Yukarıdaki ifadeleri dersinde öğrencilerine anlatabilen ilahiyatçı olduğu söylenen bir akademisyen eğer meczup değilse, bilinçli olarak hem Allah, hem Kur’an, hem Peygamber, hem Müslüman ve hem de Hristiyan düşmanlığı yapmakta; açık ve aleni olarak Müslümanların ve Hristiyanların kutsallarını aşağılamaktadır. Bir İlahiyatçının Allah’a, kitaplara ve peygamberlere iman etme şartını bilmemesi, imanının gereğini yerine getirmemesi dikkat çekicidir.

Kur’an’da Hz. İsa’nın babasız olarak dünyaya gelmiş olması üzerinde durulmakta, Allah’ın Hz. Adem’i yaratmasındaki yaratma eylemi olarak “ol” emrine atıfta bulunulmaktadır: Hz. İsa ve Hz. Meryem ile ilgili Kur’an ayetlerinin bir kısmı aşağıda, İncil ve Tevrat’takiler ise ekte verilmektedir:

(3 Al-i İmran 42,  43, 45, 46) Bir vakit melekler şöyle demişti: “Meryem! Şüphesiz ki Allah seni seçti, tertemiz yaptı ve seni dünyadaki bütün kadınlara üstün kıldı.”

“Meryem! Rabbine gönülden itaat et, secdeye kapan ve rukû edenlerle beraber sen de rukû et.”

Hani melekler demişti ki: “Meryem! Şüphesiz Allah sana, kendisinden bir kelimeyi müjdeliyor. Onun ismi, Meryem oğlu İsa Mesih’tir. O dünyada da âhirette de şerefli, itibarlı ve Allah’a yakın kullardan olacaktır.”

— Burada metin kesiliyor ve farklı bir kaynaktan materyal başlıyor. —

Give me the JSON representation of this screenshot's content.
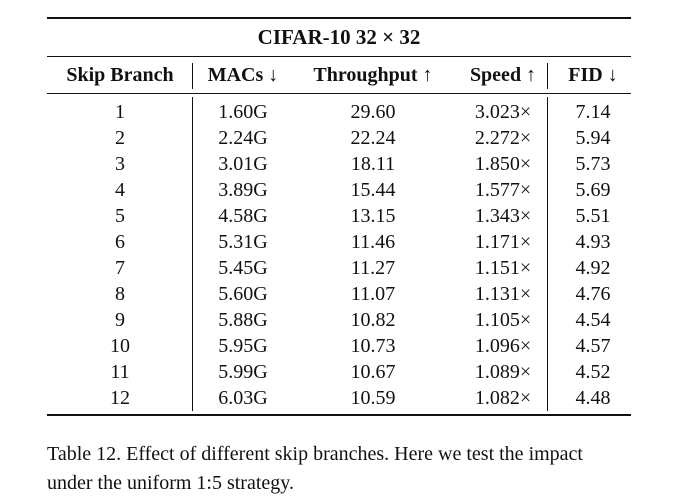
{
  "table": {
    "dataset_title": "CIFAR-10 32 × 32",
    "headers": [
      "Skip Branch",
      "MACs ↓",
      "Throughput ↑",
      "Speed ↑",
      "FID ↓"
    ],
    "rows": [
      [
        "1",
        "1.60G",
        "29.60",
        "3.023×",
        "7.14"
      ],
      [
        "2",
        "2.24G",
        "22.24",
        "2.272×",
        "5.94"
      ],
      [
        "3",
        "3.01G",
        "18.11",
        "1.850×",
        "5.73"
      ],
      [
        "4",
        "3.89G",
        "15.44",
        "1.577×",
        "5.69"
      ],
      [
        "5",
        "4.58G",
        "13.15",
        "1.343×",
        "5.51"
      ],
      [
        "6",
        "5.31G",
        "11.46",
        "1.171×",
        "4.93"
      ],
      [
        "7",
        "5.45G",
        "11.27",
        "1.151×",
        "4.92"
      ],
      [
        "8",
        "5.60G",
        "11.07",
        "1.131×",
        "4.76"
      ],
      [
        "9",
        "5.88G",
        "10.82",
        "1.105×",
        "4.54"
      ],
      [
        "10",
        "5.95G",
        "10.73",
        "1.096×",
        "4.57"
      ],
      [
        "11",
        "5.99G",
        "10.67",
        "1.089×",
        "4.52"
      ],
      [
        "12",
        "6.03G",
        "10.59",
        "1.082×",
        "4.48"
      ]
    ]
  },
  "caption": {
    "line1": "Table 12. Effect of different skip branches. Here we test the impact",
    "line2": "under the uniform 1:5 strategy."
  }
}
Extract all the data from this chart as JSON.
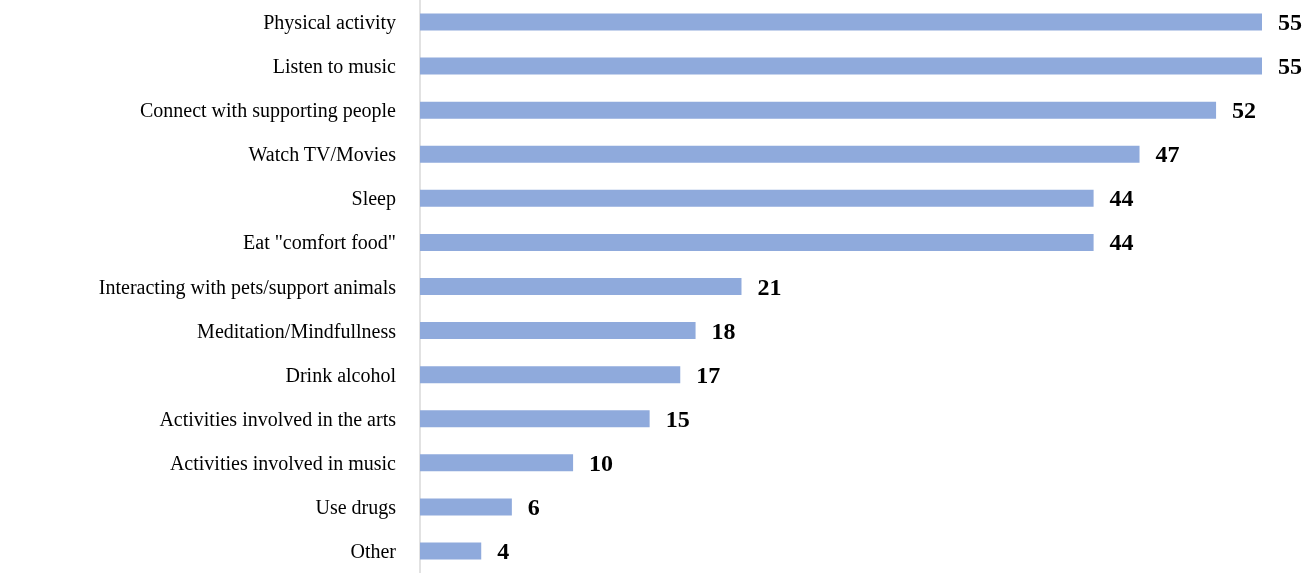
{
  "chart_data": {
    "type": "bar",
    "orientation": "horizontal",
    "categories": [
      "Physical activity",
      "Listen to music",
      "Connect with supporting people",
      "Watch TV/Movies",
      "Sleep",
      "Eat \"comfort food\"",
      "Interacting with pets/support animals",
      "Meditation/Mindfullness",
      "Drink alcohol",
      "Activities involved in the arts",
      "Activities involved in music",
      "Use drugs",
      "Other"
    ],
    "values": [
      55,
      55,
      52,
      47,
      44,
      44,
      21,
      18,
      17,
      15,
      10,
      6,
      4
    ],
    "color": "#8faadc",
    "data_labels": true,
    "tick_labels": "y"
  }
}
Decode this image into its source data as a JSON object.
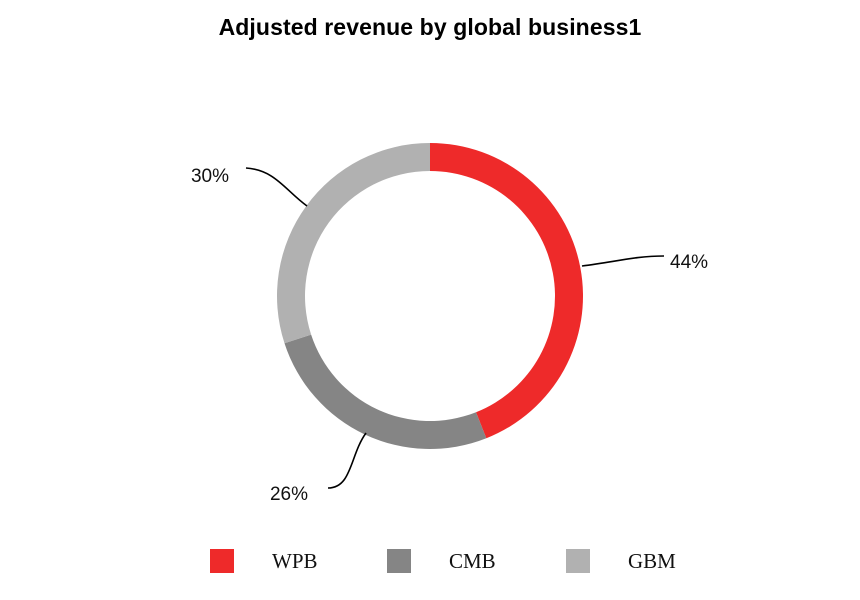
{
  "chart_data": {
    "type": "pie",
    "title": "Adjusted revenue by global business1",
    "categories": [
      "WPB",
      "CMB",
      "GBM"
    ],
    "values": [
      44,
      26,
      30
    ],
    "value_labels": [
      "44%",
      "26%",
      "30%"
    ],
    "colors": {
      "WPB": "#ee2a2a",
      "CMB": "#858585",
      "GBM": "#b1b1b1"
    },
    "legend": {
      "position": "bottom",
      "items": [
        {
          "label": "WPB",
          "color": "#ee2a2a"
        },
        {
          "label": "CMB",
          "color": "#858585"
        },
        {
          "label": "GBM",
          "color": "#b1b1b1"
        }
      ]
    }
  }
}
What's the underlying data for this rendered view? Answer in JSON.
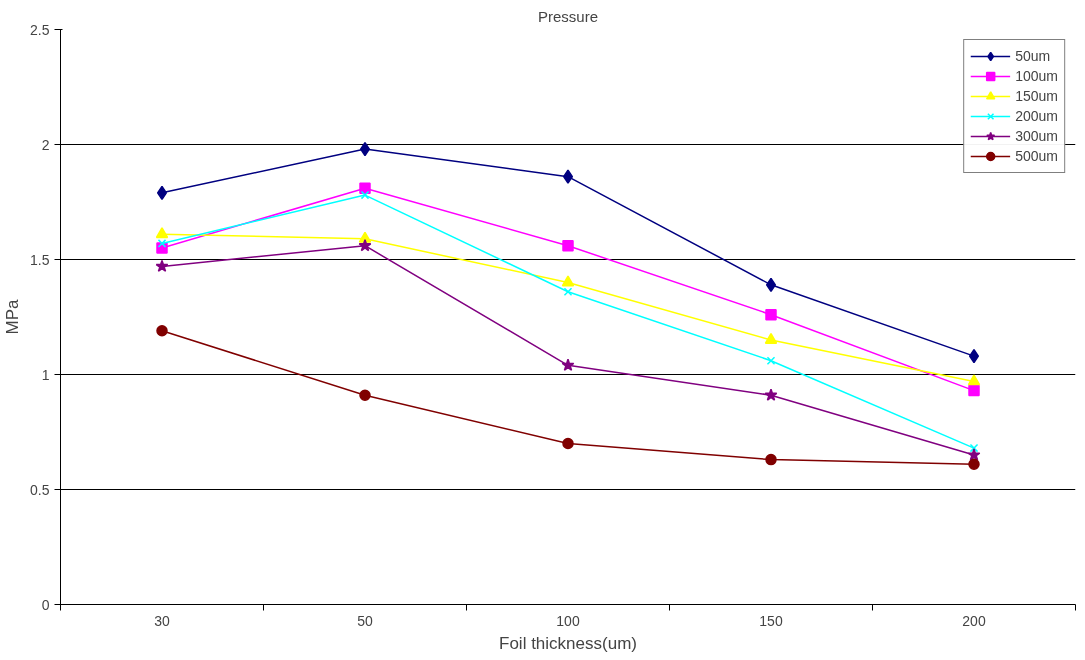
{
  "chart_data": {
    "type": "line",
    "title": "Pressure",
    "xlabel": "Foil thickness(um)",
    "ylabel": "MPa",
    "categories": [
      "30",
      "50",
      "100",
      "150",
      "200"
    ],
    "ylim": [
      0,
      2.5
    ],
    "yticks": [
      0,
      0.5,
      1,
      1.5,
      2,
      2.5
    ],
    "grid": "y",
    "legend": "top right",
    "series": [
      {
        "name": "50um",
        "color": "#000080",
        "marker": "diamond",
        "values": [
          1.79,
          1.98,
          1.86,
          1.39,
          1.08
        ]
      },
      {
        "name": "100um",
        "color": "#ff00ff",
        "marker": "square",
        "values": [
          1.55,
          1.81,
          1.56,
          1.26,
          0.93
        ]
      },
      {
        "name": "150um",
        "color": "#ffff00",
        "marker": "triangle",
        "values": [
          1.61,
          1.59,
          1.4,
          1.15,
          0.97
        ]
      },
      {
        "name": "200um",
        "color": "#00ffff",
        "marker": "cross",
        "values": [
          1.57,
          1.78,
          1.36,
          1.06,
          0.68
        ]
      },
      {
        "name": "300um",
        "color": "#800080",
        "marker": "star",
        "values": [
          1.47,
          1.56,
          1.04,
          0.91,
          0.65
        ]
      },
      {
        "name": "500um",
        "color": "#800000",
        "marker": "circle",
        "values": [
          1.19,
          0.91,
          0.7,
          0.63,
          0.61
        ]
      }
    ]
  }
}
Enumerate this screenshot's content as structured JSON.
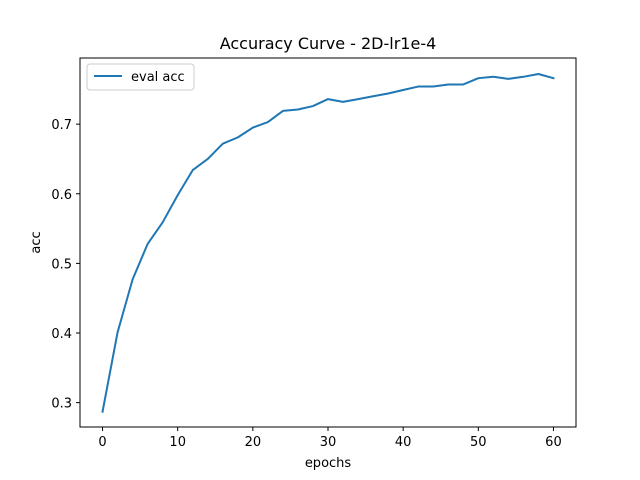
{
  "chart_data": {
    "type": "line",
    "title": "Accuracy Curve - 2D-lr1e-4",
    "xlabel": "epochs",
    "ylabel": "acc",
    "xlim": [
      -3,
      63
    ],
    "ylim": [
      0.265,
      0.795
    ],
    "xticks": [
      0,
      10,
      20,
      30,
      40,
      50,
      60
    ],
    "yticks": [
      0.3,
      0.4,
      0.5,
      0.6,
      0.7
    ],
    "grid": false,
    "legend_position": "top-left",
    "series": [
      {
        "name": "eval acc",
        "color": "#1f77b4",
        "x": [
          0,
          2,
          4,
          6,
          8,
          10,
          12,
          14,
          16,
          18,
          20,
          22,
          24,
          26,
          28,
          30,
          32,
          34,
          36,
          38,
          40,
          42,
          44,
          46,
          48,
          50,
          52,
          54,
          56,
          58,
          60
        ],
        "y": [
          0.287,
          0.401,
          0.477,
          0.528,
          0.559,
          0.598,
          0.634,
          0.65,
          0.672,
          0.681,
          0.695,
          0.703,
          0.719,
          0.721,
          0.726,
          0.736,
          0.732,
          0.736,
          0.74,
          0.744,
          0.749,
          0.754,
          0.754,
          0.757,
          0.757,
          0.766,
          0.768,
          0.765,
          0.768,
          0.772,
          0.766
        ]
      }
    ]
  }
}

“O, hem beşikte hem yetişkin halde iken insanlara ilâhî gerçekleri anlatacak ve sâlihlerden olacaktır.”

(19 Meryem 16, 17, 18, 19, 20, 21) “Kitapta Meryem’i de okuyup an. Hani o, evinden ayrılarak doğu tarafında bir yere çekilmişti.”

“Onlarla kendi arasına bir perde çekmişti. Derken, ona ruhumuzu gönderdik; ruh ona tam bir insan şeklinde göründü.”

Meryem, “Beni senden koruması için çok esirgeyici olan Allah’a sığınıyorum! Eğer Allah’tan sakınan bir kimse isen (bana dokunma)” dedi.

Melek, “Ben ancak sana tertemiz bir erkek çocuk bağışlamak için rabbin tarafından gönderilmiş bir elçiyim” dedi.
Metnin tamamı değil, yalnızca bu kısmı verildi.